I've played games since the Atari 2600. I've seen the growth of video games prior to the crash of '83, the saving of the industry by Nintendo, the maturing by Sega, Sony making it mainstream, and Microsoft making it social. So, I am one of many experts in video games as I have lived these experiences. I remember feeling that "video games are dead" in '83. They were dead. One day, arcades were flourishing, the next day, they were empty. Eveybody thought video games were a fad, like break dancing.
Then came Nintendo with Super Mario World. A game with great graphics, and a huge world that took days to explore. It was a fundamental change from brief visits to an arcade (which the Atari 2600 poorly emulated), to a bigger experience in the living room.
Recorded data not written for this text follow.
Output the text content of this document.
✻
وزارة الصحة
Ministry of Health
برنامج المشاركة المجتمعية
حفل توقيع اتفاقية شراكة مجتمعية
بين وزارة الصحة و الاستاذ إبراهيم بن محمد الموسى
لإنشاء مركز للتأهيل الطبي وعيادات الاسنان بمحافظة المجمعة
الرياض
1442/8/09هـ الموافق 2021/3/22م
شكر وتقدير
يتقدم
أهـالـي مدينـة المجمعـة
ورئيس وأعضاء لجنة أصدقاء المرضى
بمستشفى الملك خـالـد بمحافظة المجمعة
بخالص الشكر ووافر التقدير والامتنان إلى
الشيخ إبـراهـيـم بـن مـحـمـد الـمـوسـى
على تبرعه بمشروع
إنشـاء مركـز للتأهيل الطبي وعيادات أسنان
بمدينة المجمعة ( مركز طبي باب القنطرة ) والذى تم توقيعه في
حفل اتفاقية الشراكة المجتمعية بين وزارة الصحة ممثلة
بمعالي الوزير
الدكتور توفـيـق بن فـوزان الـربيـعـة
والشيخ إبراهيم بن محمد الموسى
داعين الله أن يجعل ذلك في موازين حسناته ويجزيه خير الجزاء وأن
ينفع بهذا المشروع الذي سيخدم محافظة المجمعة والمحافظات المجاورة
That change is what the industry needs right now.
DIshonored (and Bioshock Infinite) is an example of why the industry needs to change. On one level, it's an amazing game with deep mechanics, great voice acting, great art design, great writing, and high polish. On another level, it's nothing I haven't seen before. There is no mystery to the game.
I'm going from point "A" to point "B", back to point "A" to finish a quest. I'll raid chests along the way, and when the quest is done, I'll get an upgrade.
This game design is dead. I don't care how interactive the environment is, nor the number of contrived paths to get there.
Doing the same thing over-and-over gets boring. We've had this basic quest format for a decade or two.
We need to look at this contrived format as a "problem". If we see it as a problem then we can try to solve it.